Displaying the key/value fields of the above command line arguments would
seem to take away a lot of flexibility and result in a crude looking
interface. I'm not sure how it would tie in with the OSD theme either.
>Or, if you prefer, you could generate display-oriented
>XML and hand that across to Myth:
>
><osd title="Incoming phone call">
> <field name="Name">Joe Blow</field>
> <field name="Number">1-888-555-1212</field>
></osd>
>
>It's every bit as generic, for describing the content of an on-screen
>display, and it's Myth-specific, which might be appropriate for Myth,
>but this form of data does not belong in a UDP packet.
This looks more doable. However, what performs the 'magic' of converting
the command line to something that maps to the OSD names. One persons theme
might specify the Caller Name to be displayed in a container in the top left
corner and the Caller Number to be displayed in a container in the top right
corner. A different persons theme might specify a container to contain both
Caller Name and Number.
How would this mapping work? Using command line arguments seems limiting
and unable to capture the variety of container combinations. That is partly
the reason I used an input 'XML' file that has keywords replaced. Perhaps
this mythosd would still use an 'XML' input file and the search/replace
would be the way to map the command line args to whatever structure the user
wants. For example,
mythosd --template="cid.xml" --title="Incoming phone call" --name="Joe Blow"
--number="1-888-555-1212"
where cid.xml could be
<mythnotify version="1">
<container name="notify_cid_info_title">
<textarea name="notify_title">
<value>%title%</value>
</textarea>
</container>
<container name="notify_cid_info_upper_left">
<textarea name="notify_name">
<value>NAME: %name%</value>
</textarea>
</container>
<container name="notify_cid_info_upper_right">
<textarea name="notify_num">
<value>NUM : %number%</value>
</textarea>
</container>
</mythnotify>
A few people have mentioned XSLT to do the mapping. How would this work?

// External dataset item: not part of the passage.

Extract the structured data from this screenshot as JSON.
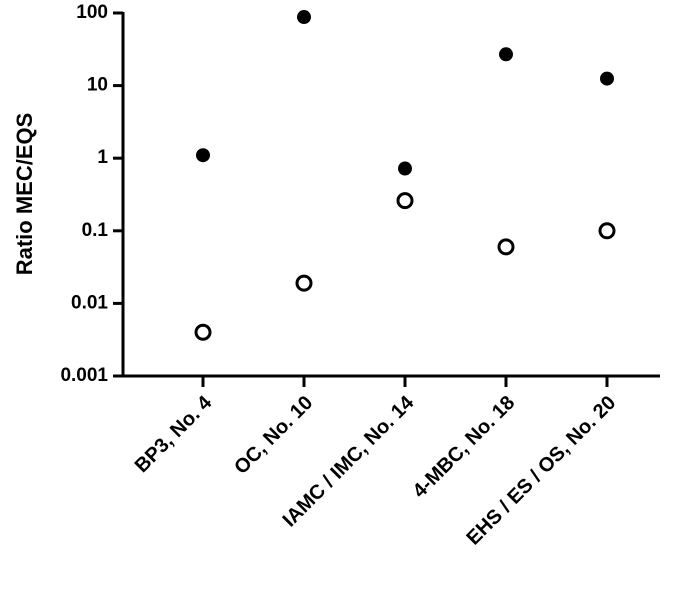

How would I map the command line arguments
>And then there could be a temperature-monitoring daemon which uses the
>same interface to put up OSD's when the CPU gets dangerously hot, and
>another daemon which does notifications about something else, and so
>on.
Those would be useful notifications for some people.
>I have not written any Myth code before. If you have figured out how
>to put up on-screen displays, then I think you should write the code to
>do that, and I will write the listener to convert my caller ID packets
>to whatever form the OSD code wants, and we can collaborate on a sender
>which is independent of mgetty. Then we will have interoperability,
>and we won't have Myth listening on a port itself.
I'm not sure how far off our concepts are. If I modified my cidbcast to
become mythtvosd it could still send UDP/XML over a local/non-broadcast UDP
port by mapping command line args into an XML template. Thus UDP is required
because there still needs to be some way to get the data from the mythtvosd
program into mythtv. I'm not sure this changes anything in the backend/myth
part from what I have already done.
Next, a 'mythudpnotify' receiver would be needed which receives broadcast
UDP/XML events (such as a callerid event) and maps them to command line
arguments of 'mythosd'. Any ideas on how this would occur?
Lastly, my current cidbcast would generate a callerid event instead of
something myth specific. We could look at merging some of Shawns/mine.
Would the fact that the 'mythudpnotify' receiver would be invoking
'mythosd' as an external program cause performance problems?